ECLI:NL:GHDHA:2025:148
Gerechtshof Den Haag
- Proceskostenveroordeling
- Rechtspraak.nl
Verzoek tot proceskostenveroordeling in hoger beroep inzake informatiebeschikking door de Inspecteur van de Belastingdienst
In deze zaak heeft belanghebbende hoger beroep ingesteld tegen een uitspraak van de Rechtbank Den Haag, waarin een informatiebeschikking van de Inspecteur van de Belastingdienst werd behandeld.
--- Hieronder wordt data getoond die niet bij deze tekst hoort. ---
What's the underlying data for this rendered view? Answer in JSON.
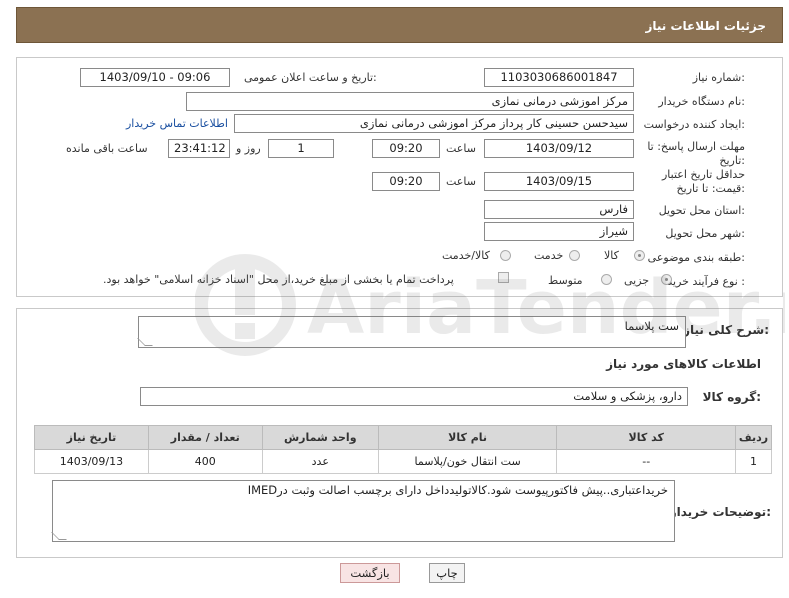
{
  "header": {
    "title": "جزئیات اطلاعات نیاز"
  },
  "fields": {
    "need_number_label": "شماره نیاز:",
    "need_number": "1103030686001847",
    "announce_label": "تاریخ و ساعت اعلان عمومی:",
    "announce_value": "1403/09/10 - 09:06",
    "buyer_org_label": "نام دستگاه خریدار:",
    "buyer_org": "مرکز اموزشی درمانی نمازی",
    "creator_label": "ایجاد کننده درخواست:",
    "creator": "سیدحسن حسینی کار پرداز مرکز اموزشی درمانی نمازی",
    "contact_link": "اطلاعات تماس خریدار",
    "reply_deadline_label": "مهلت ارسال پاسخ: تا تاریخ:",
    "reply_date": "1403/09/12",
    "time_label": "ساعت",
    "reply_time": "09:20",
    "days_value": "1",
    "days_label": "روز و",
    "remaining_value": "23:41:12",
    "remaining_label": "ساعت باقی مانده",
    "price_deadline_label": "حداقل تاریخ اعتبار قیمت: تا تاریخ:",
    "price_date": "1403/09/15",
    "price_time": "09:20",
    "province_label": "استان محل تحویل:",
    "province": "فارس",
    "city_label": "شهر محل تحویل:",
    "city": "شیراز",
    "category_label": "طبقه بندی موضوعی:",
    "category_options": [
      "کالا",
      "خدمت",
      "کالا/خدمت"
    ],
    "purchase_type_label": "نوع فرآیند خرید :",
    "purchase_options": [
      "جزیی",
      "متوسط"
    ],
    "payment_note": "پرداخت تمام یا بخشی از مبلغ خرید،از محل \"اسناد خزانه اسلامی\" خواهد بود."
  },
  "summary": {
    "label": "شرح کلی نیاز:",
    "value": "ست پلاسما"
  },
  "goods": {
    "section_title": "اطلاعات کالاهای مورد نیاز",
    "group_label": "گروه کالا:",
    "group_value": "دارو، پزشکی و سلامت",
    "columns": [
      "ردیف",
      "کد کالا",
      "نام کالا",
      "واحد شمارش",
      "تعداد / مقدار",
      "تاریخ نیاز"
    ],
    "rows": [
      [
        "1",
        "--",
        "ست انتقال خون/پلاسما",
        "عدد",
        "400",
        "1403/09/13"
      ]
    ]
  },
  "buyer_notes": {
    "label": "توضیحات خریدار:",
    "value": "خریداعتباری..پیش فاکتورپیوست شود.کالاتولیدداخل دارای برچسب اصالت وثبت درIMED"
  },
  "buttons": {
    "print": "چاپ",
    "back": "بازگشت"
  },
  "watermark": "AriaTender.net",
  "colors": {
    "header": "#8b7152",
    "link": "#1a4fa0"
  }
}
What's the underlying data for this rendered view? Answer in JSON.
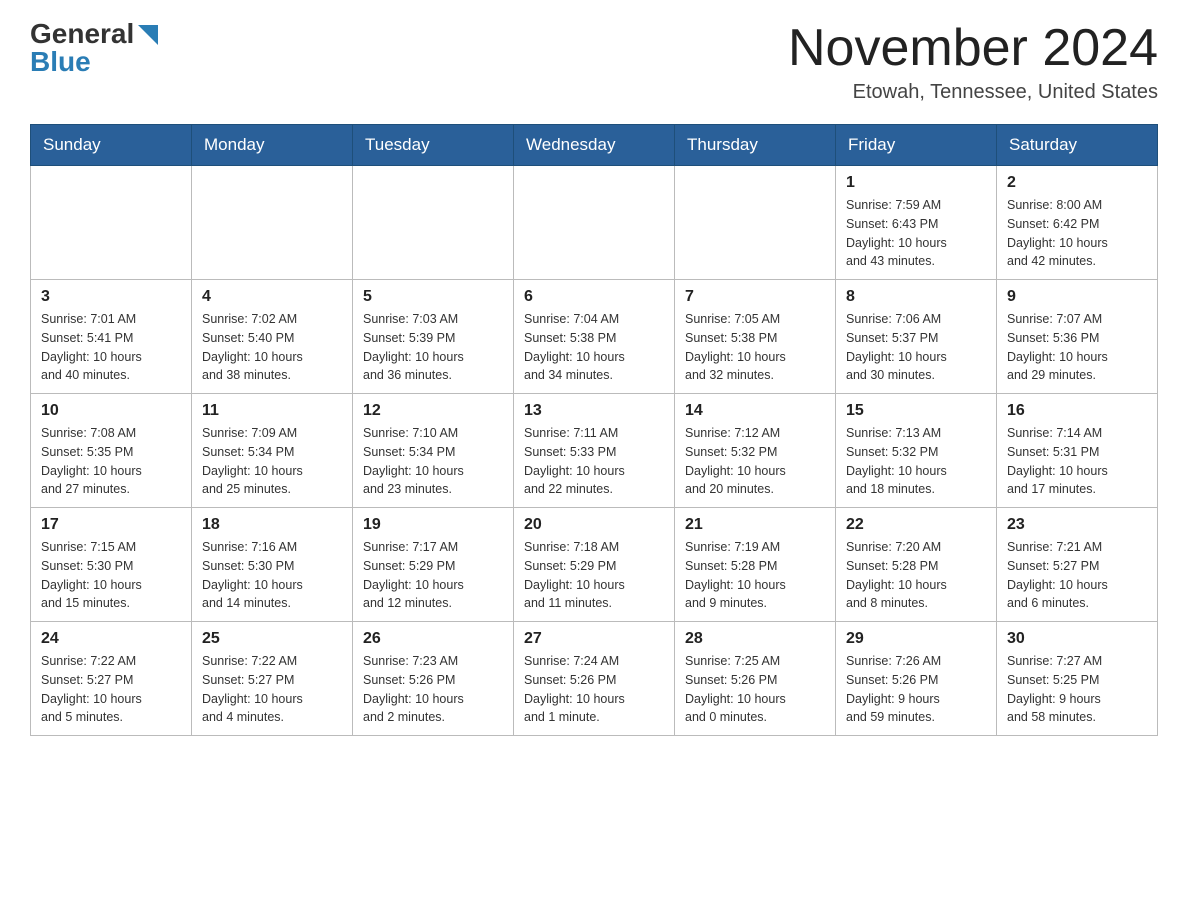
{
  "header": {
    "logo_general": "General",
    "logo_blue": "Blue",
    "month_title": "November 2024",
    "location": "Etowah, Tennessee, United States"
  },
  "weekdays": [
    "Sunday",
    "Monday",
    "Tuesday",
    "Wednesday",
    "Thursday",
    "Friday",
    "Saturday"
  ],
  "weeks": [
    [
      {
        "day": "",
        "info": ""
      },
      {
        "day": "",
        "info": ""
      },
      {
        "day": "",
        "info": ""
      },
      {
        "day": "",
        "info": ""
      },
      {
        "day": "",
        "info": ""
      },
      {
        "day": "1",
        "info": "Sunrise: 7:59 AM\nSunset: 6:43 PM\nDaylight: 10 hours\nand 43 minutes."
      },
      {
        "day": "2",
        "info": "Sunrise: 8:00 AM\nSunset: 6:42 PM\nDaylight: 10 hours\nand 42 minutes."
      }
    ],
    [
      {
        "day": "3",
        "info": "Sunrise: 7:01 AM\nSunset: 5:41 PM\nDaylight: 10 hours\nand 40 minutes."
      },
      {
        "day": "4",
        "info": "Sunrise: 7:02 AM\nSunset: 5:40 PM\nDaylight: 10 hours\nand 38 minutes."
      },
      {
        "day": "5",
        "info": "Sunrise: 7:03 AM\nSunset: 5:39 PM\nDaylight: 10 hours\nand 36 minutes."
      },
      {
        "day": "6",
        "info": "Sunrise: 7:04 AM\nSunset: 5:38 PM\nDaylight: 10 hours\nand 34 minutes."
      },
      {
        "day": "7",
        "info": "Sunrise: 7:05 AM\nSunset: 5:38 PM\nDaylight: 10 hours\nand 32 minutes."
      },
      {
        "day": "8",
        "info": "Sunrise: 7:06 AM\nSunset: 5:37 PM\nDaylight: 10 hours\nand 30 minutes."
      },
      {
        "day": "9",
        "info": "Sunrise: 7:07 AM\nSunset: 5:36 PM\nDaylight: 10 hours\nand 29 minutes."
      }
    ],
    [
      {
        "day": "10",
        "info": "Sunrise: 7:08 AM\nSunset: 5:35 PM\nDaylight: 10 hours\nand 27 minutes."
      },
      {
        "day": "11",
        "info": "Sunrise: 7:09 AM\nSunset: 5:34 PM\nDaylight: 10 hours\nand 25 minutes."
      },
      {
        "day": "12",
        "info": "Sunrise: 7:10 AM\nSunset: 5:34 PM\nDaylight: 10 hours\nand 23 minutes."
      },
      {
        "day": "13",
        "info": "Sunrise: 7:11 AM\nSunset: 5:33 PM\nDaylight: 10 hours\nand 22 minutes."
      },
      {
        "day": "14",
        "info": "Sunrise: 7:12 AM\nSunset: 5:32 PM\nDaylight: 10 hours\nand 20 minutes."
      },
      {
        "day": "15",
        "info": "Sunrise: 7:13 AM\nSunset: 5:32 PM\nDaylight: 10 hours\nand 18 minutes."
      },
      {
        "day": "16",
        "info": "Sunrise: 7:14 AM\nSunset: 5:31 PM\nDaylight: 10 hours\nand 17 minutes."
      }
    ],
    [
      {
        "day": "17",
        "info": "Sunrise: 7:15 AM\nSunset: 5:30 PM\nDaylight: 10 hours\nand 15 minutes."
      },
      {
        "day": "18",
        "info": "Sunrise: 7:16 AM\nSunset: 5:30 PM\nDaylight: 10 hours\nand 14 minutes."
      },
      {
        "day": "19",
        "info": "Sunrise: 7:17 AM\nSunset: 5:29 PM\nDaylight: 10 hours\nand 12 minutes."
      },
      {
        "day": "20",
        "info": "Sunrise: 7:18 AM\nSunset: 5:29 PM\nDaylight: 10 hours\nand 11 minutes."
      },
      {
        "day": "21",
        "info": "Sunrise: 7:19 AM\nSunset: 5:28 PM\nDaylight: 10 hours\nand 9 minutes."
      },
      {
        "day": "22",
        "info": "Sunrise: 7:20 AM\nSunset: 5:28 PM\nDaylight: 10 hours\nand 8 minutes."
      },
      {
        "day": "23",
        "info": "Sunrise: 7:21 AM\nSunset: 5:27 PM\nDaylight: 10 hours\nand 6 minutes."
      }
    ],
    [
      {
        "day": "24",
        "info": "Sunrise: 7:22 AM\nSunset: 5:27 PM\nDaylight: 10 hours\nand 5 minutes."
      },
      {
        "day": "25",
        "info": "Sunrise: 7:22 AM\nSunset: 5:27 PM\nDaylight: 10 hours\nand 4 minutes."
      },
      {
        "day": "26",
        "info": "Sunrise: 7:23 AM\nSunset: 5:26 PM\nDaylight: 10 hours\nand 2 minutes."
      },
      {
        "day": "27",
        "info": "Sunrise: 7:24 AM\nSunset: 5:26 PM\nDaylight: 10 hours\nand 1 minute."
      },
      {
        "day": "28",
        "info": "Sunrise: 7:25 AM\nSunset: 5:26 PM\nDaylight: 10 hours\nand 0 minutes."
      },
      {
        "day": "29",
        "info": "Sunrise: 7:26 AM\nSunset: 5:26 PM\nDaylight: 9 hours\nand 59 minutes."
      },
      {
        "day": "30",
        "info": "Sunrise: 7:27 AM\nSunset: 5:25 PM\nDaylight: 9 hours\nand 58 minutes."
      }
    ]
  ]
}
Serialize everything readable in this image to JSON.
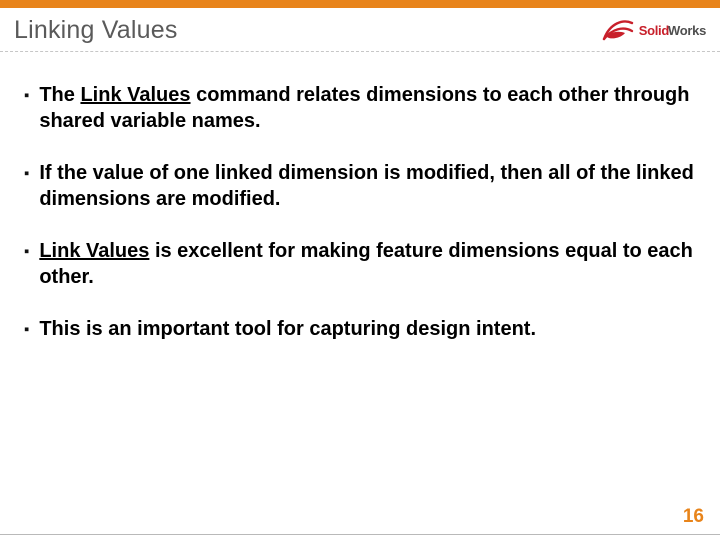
{
  "header": {
    "title": "Linking Values",
    "logo": {
      "brand_part1": "Solid",
      "brand_part2": "Works"
    }
  },
  "bullets": [
    {
      "pre": "The ",
      "u": "Link Values",
      "post": " command relates dimensions to each other through shared variable names."
    },
    {
      "pre": "If the value of one linked dimension is modified, then all of the linked dimensions are modified.",
      "u": "",
      "post": ""
    },
    {
      "pre": "",
      "u": "Link Values",
      "post": " is excellent for making feature dimensions equal to each other."
    },
    {
      "pre": "This is an important tool for capturing design intent.",
      "u": "",
      "post": ""
    }
  ],
  "page_number": "16",
  "colors": {
    "accent": "#e8841b",
    "brand_red": "#c8202b"
  }
}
De informatiebeschikking betrof de jaren 2005 en 2006 en was genomen op basis van artikel 52a van de Algemene wet inzake rijksbelastingen (AWR). Belanghebbende trok het hoger beroep in op 9 januari 2025 en verzocht het Hof om de Inspecteur te veroordelen in de proceskosten. De Inspecteur betwistte dit verzoek en stelde dat belanghebbende geen recht had op een proceskostenvergoeding, omdat de noodzaak tot het instellen van hoger beroep voortvloeide uit de handelwijze van belanghebbende zelf. Het Hof heeft geen zitting gehouden, omdat partijen geen verzoek tot mondelinge behandeling hebben ingediend. Het Hof heeft het verzoek van belanghebbende om proceskostenvergoeding afgewezen, omdat de noodzaak tot hoger beroep voortkwam uit het niet tijdig verstrekken van de gevraagde gegevens door belanghebbende. De uitspraak van het Hof werd op 5 februari 2025 openbaar gemaakt.